Thanks… does the same go for NVDA? Will it likely follow the QQQ and pull back a bit?
What target price do you forecast that GOOGL can reach (within 6-8 months)?
So I’m not sure about 6-8 months. We’d be buying it on a 2-year time horizon. Analyst consensus estimates for Google put it at a value of $201 on average. That consensus is often right and the analysts have done the work for me. So when making purchases based on the technical outlook, I tend to rely on analyst estimates and price targets.
I think with Google we’d probably look to buy Dec 2026 $120 calls or something like that. I’d have to take a close look at the option situation. But with a move up to $200, that’s a near 30% return.

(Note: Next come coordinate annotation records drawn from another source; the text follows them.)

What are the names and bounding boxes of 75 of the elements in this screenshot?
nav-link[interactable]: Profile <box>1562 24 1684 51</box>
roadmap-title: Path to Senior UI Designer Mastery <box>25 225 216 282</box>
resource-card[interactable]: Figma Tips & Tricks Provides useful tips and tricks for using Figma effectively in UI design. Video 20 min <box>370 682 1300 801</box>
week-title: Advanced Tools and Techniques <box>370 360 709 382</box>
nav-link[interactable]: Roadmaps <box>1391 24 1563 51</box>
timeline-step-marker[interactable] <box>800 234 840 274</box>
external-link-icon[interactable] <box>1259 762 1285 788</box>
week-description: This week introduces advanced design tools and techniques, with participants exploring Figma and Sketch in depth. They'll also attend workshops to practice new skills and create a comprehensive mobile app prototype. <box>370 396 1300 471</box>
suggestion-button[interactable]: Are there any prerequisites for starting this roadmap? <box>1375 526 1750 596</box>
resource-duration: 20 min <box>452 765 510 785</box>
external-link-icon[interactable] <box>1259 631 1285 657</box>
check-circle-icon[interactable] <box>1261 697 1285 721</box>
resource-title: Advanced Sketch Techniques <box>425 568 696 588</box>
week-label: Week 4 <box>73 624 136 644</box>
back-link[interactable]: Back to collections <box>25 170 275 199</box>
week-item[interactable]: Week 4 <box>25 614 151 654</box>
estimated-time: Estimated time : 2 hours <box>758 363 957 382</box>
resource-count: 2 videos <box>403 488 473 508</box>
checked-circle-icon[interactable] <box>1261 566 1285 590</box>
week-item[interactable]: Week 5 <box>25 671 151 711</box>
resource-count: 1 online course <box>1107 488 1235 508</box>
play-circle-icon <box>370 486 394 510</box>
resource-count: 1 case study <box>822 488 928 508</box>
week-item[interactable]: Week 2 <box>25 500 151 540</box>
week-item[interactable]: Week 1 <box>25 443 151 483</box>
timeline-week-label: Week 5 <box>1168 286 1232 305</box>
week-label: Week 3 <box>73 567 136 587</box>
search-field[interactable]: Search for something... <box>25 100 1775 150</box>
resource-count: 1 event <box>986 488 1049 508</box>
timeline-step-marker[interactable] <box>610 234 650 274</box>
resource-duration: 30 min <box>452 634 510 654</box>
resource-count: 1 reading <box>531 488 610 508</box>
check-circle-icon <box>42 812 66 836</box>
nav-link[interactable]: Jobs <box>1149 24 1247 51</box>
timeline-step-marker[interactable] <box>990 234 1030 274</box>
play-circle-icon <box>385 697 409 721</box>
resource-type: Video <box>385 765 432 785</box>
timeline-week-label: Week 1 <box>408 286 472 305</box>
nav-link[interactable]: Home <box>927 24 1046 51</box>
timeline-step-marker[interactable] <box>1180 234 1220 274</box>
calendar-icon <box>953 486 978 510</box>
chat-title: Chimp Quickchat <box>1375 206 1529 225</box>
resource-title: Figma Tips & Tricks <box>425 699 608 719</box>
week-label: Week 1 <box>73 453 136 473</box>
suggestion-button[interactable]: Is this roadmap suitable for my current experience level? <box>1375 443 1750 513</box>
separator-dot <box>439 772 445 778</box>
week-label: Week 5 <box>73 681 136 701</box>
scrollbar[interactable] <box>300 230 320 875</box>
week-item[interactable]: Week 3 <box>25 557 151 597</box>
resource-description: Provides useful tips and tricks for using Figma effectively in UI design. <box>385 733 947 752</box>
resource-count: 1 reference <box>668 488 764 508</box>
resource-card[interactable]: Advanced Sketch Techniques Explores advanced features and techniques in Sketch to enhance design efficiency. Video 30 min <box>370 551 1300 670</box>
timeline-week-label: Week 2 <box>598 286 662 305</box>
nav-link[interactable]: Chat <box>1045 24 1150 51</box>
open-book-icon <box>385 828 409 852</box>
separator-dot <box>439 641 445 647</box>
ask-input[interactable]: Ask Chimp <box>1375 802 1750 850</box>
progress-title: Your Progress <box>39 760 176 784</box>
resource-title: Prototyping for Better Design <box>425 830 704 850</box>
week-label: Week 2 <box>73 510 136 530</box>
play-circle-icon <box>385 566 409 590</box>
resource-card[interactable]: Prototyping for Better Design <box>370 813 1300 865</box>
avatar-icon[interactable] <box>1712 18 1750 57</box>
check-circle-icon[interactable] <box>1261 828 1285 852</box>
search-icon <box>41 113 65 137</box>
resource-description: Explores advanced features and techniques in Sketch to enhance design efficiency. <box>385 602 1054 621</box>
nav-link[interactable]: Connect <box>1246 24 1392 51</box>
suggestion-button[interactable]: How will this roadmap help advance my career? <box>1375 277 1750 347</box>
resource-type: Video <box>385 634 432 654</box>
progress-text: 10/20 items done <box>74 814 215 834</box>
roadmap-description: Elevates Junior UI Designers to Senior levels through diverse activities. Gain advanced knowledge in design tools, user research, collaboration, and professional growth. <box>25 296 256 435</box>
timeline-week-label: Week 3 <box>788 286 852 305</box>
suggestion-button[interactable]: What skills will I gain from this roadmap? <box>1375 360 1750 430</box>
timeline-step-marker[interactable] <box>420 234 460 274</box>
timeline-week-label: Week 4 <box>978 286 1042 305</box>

seeing nvda just closed the gap from 116 – 120 what are your thoughts on nvda testing the 120 -125 gap. I feel like the stock is shooting backup too quick so im unsure of when this might happen.
Well if the market continues pushing higher, then there’s no reason why NVDA can’t easily fill that gap. In fact, once the QQQ fully bottoms, we’ll be rallying for a good long while. Once this entire corrective period ends, we go into another bull market leg higher and that can last anywhere from 70-100 sessions and 25-30% in upside.